When the UK left the single market in January 2021, the EU immediately began requiring health certificates for British meat, dairy and plant products, while also introducing physical inspections at EU borders.

The UK is now following suit. The certification scheme is already in place, and inspections on high- and medium-risk imports start next month.

In expectation of these checks, 40 ports, including Portsmouth, applied to the government’s £200m Port Infrastructure Fund in 2020 to build new, or upgrade existing, infrastructure. Among the newly built BCPs were three at Hull, Immingham and Killingholme on the Humber, costing £70m, and a £15m BCP at the port of Purfleet in Essex.

But port owners have argued that the fund was not big enough, and that they have had to cover the difference. Their trade association, the UK Major Ports Group (UKMPG), calculates that they have paid £100m to fill the funding gap.

Ballantyne says a condition of funding was that BCPs met government specifications under its original Border Operating Model. However, in April 2022, fearing the checks would add to food inflation, the then Brexit opportunities minister, Jacob Rees-Mogg, confirmed the government would alter the plan and come up with a more targeted checks regime.

This was replaced by the current system, the Border Target Operating Model (BTOM), which requires checks on only high- and medium-risk products.

Ballantyne says the problem is that most ports had built the infrastructure by the time the changes were brought in, meaning many were left with facilities that will be far larger than what is needed.

But this is not the case everywhere – at Sevington, the inland border control post which will check imports coming through the Port of Dover, there are concerns it is not big enough.

This week, the Dover Port Health Authority warned that the facility may not be able to cope with scale, and had “significant capacity and design limitations.”

At Portsmouth’s BCP, you can see that it has the opposite problem, with “Keep Out” signs on changing rooms, offices and huge loading bays which will remain empty well after April. However, it will still cost the council £800,000 a year to operate, and £1.8m to staff.

“We are starting to look at the longer-term solution of how to bring down operating costs based on the volumes that will now be coming through the BCP,” says Sellers. “That solution might be building a new, much smaller BCP and trying to generate some form of income from this facility.” He suggests it could be demolished entirely to make way for more profitable commercial premises.

The Department for the Environment, Food and Rural Affairs (Defra) says that the new border controls are being introduced progressively to protect the country’s biosecurity. It adds that it provided £200m to ports and that it had been up to each BCP to determine how that funding was best used.

These financial pressures have been exacerbated by five separate delays to the implementation of new border rules, which has meant that Portsmouth and other BCPs have been mothballed for years, unable to recover costs.

When the checks do eventually come in, the ports will be able to recover these costs through a common user charge, which will be levied on businesses that use them. But despite there being just over a month until the checks come in, the government has yet to finalise the details on what it will charge at its own BCPs, which is affecting commercial ports.

Marco Forgione, the director general of the Institute of Export and International Trade, says: “The uncertainty this causes doesn’t just impact exporters and importers: it extends to commercially run BCPs, who can’t set their prices and charging structure until they know exactly what the government charges will be.”
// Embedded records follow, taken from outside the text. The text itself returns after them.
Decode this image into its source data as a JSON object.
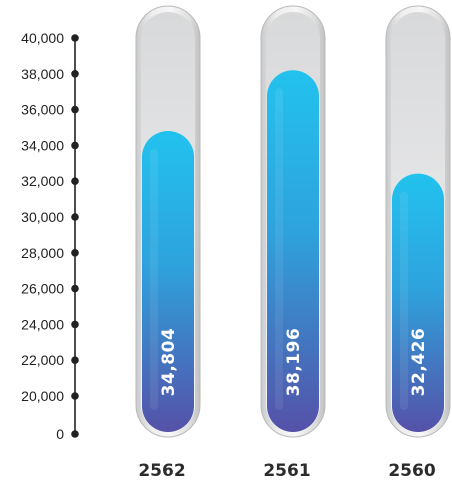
{
  "chart_data": {
    "type": "bar",
    "categories": [
      "2562",
      "2561",
      "2560"
    ],
    "values": [
      34804,
      38196,
      32426
    ],
    "value_labels": [
      "34,804",
      "38,196",
      "32,426"
    ],
    "y_ticks": [
      {
        "value": 0,
        "label": "0"
      },
      {
        "value": 20000,
        "label": "20,000"
      },
      {
        "value": 22000,
        "label": "22,000"
      },
      {
        "value": 24000,
        "label": "24,000"
      },
      {
        "value": 26000,
        "label": "26,000"
      },
      {
        "value": 28000,
        "label": "28,000"
      },
      {
        "value": 30000,
        "label": "30,000"
      },
      {
        "value": 32000,
        "label": "32,000"
      },
      {
        "value": 34000,
        "label": "34,000"
      },
      {
        "value": 36000,
        "label": "36,000"
      },
      {
        "value": 38000,
        "label": "38,000"
      },
      {
        "value": 40000,
        "label": "40,000"
      }
    ],
    "ylim": [
      0,
      40000
    ],
    "axis_break": "between 0 and 20,000",
    "grid": false,
    "colors": {
      "fill_top": "#22c2ee",
      "fill_bottom": "#5551a8",
      "tube_outer": "#d4d5d6",
      "tube_inner": "#f2f2f3",
      "axis": "#222222"
    }
  }
}
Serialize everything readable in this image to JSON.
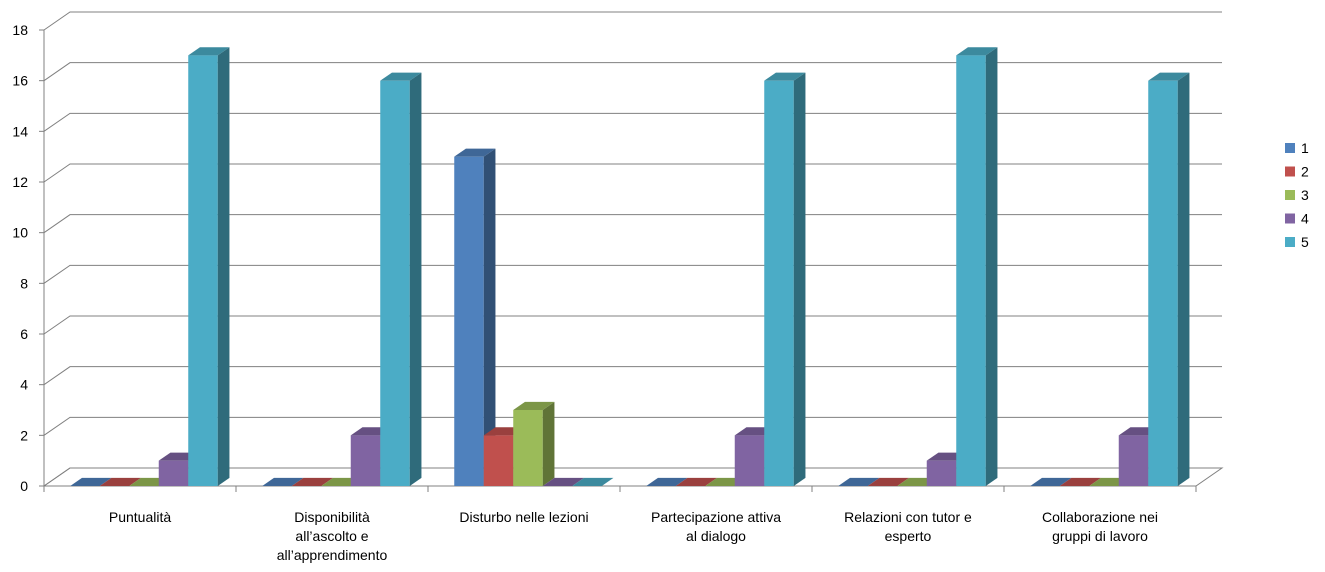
{
  "chart_data": {
    "type": "bar",
    "categories": [
      [
        "Puntualità"
      ],
      [
        "Disponibilità",
        "all’ascolto e",
        "all’apprendimento"
      ],
      [
        "Disturbo nelle lezioni"
      ],
      [
        "Partecipazione attiva",
        "al dialogo"
      ],
      [
        "Relazioni con tutor e",
        "esperto"
      ],
      [
        "Collaborazione  nei",
        "gruppi di lavoro"
      ]
    ],
    "series": [
      {
        "name": "1",
        "color": "#4f81bd",
        "values": [
          0,
          0,
          13,
          0,
          0,
          0
        ]
      },
      {
        "name": "2",
        "color": "#c0504d",
        "values": [
          0,
          0,
          2,
          0,
          0,
          0
        ]
      },
      {
        "name": "3",
        "color": "#9bbb59",
        "values": [
          0,
          0,
          3,
          0,
          0,
          0
        ]
      },
      {
        "name": "4",
        "color": "#8064a2",
        "values": [
          1,
          2,
          0,
          2,
          1,
          2
        ]
      },
      {
        "name": "5",
        "color": "#4bacc6",
        "values": [
          17,
          16,
          0,
          16,
          17,
          16
        ]
      }
    ],
    "ylim": [
      0,
      18
    ],
    "yticks": [
      "0",
      "2",
      "4",
      "6",
      "8",
      "10",
      "12",
      "14",
      "16",
      "18"
    ],
    "grid": true,
    "legend": "right",
    "style": "3d-clustered-column"
  }
}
Geraint Evans, the chief executive of UKMPG, says the government is “cutting it fine” to allow operators to have visibility of charges.

He says: “Sophisticated markets are price sensitive and we maintain our clear position that anything other than full cost recovery of the initial investment in the posts and operational costs would be unfair, potentially skewing what should be a level playing field.”

For Vernon-Jackson, it is just another BCP-related headache to add to a long list. “Irrespective of whether you think Brexit is a good or a bad idea, this has been incredibly badly handled,” he says.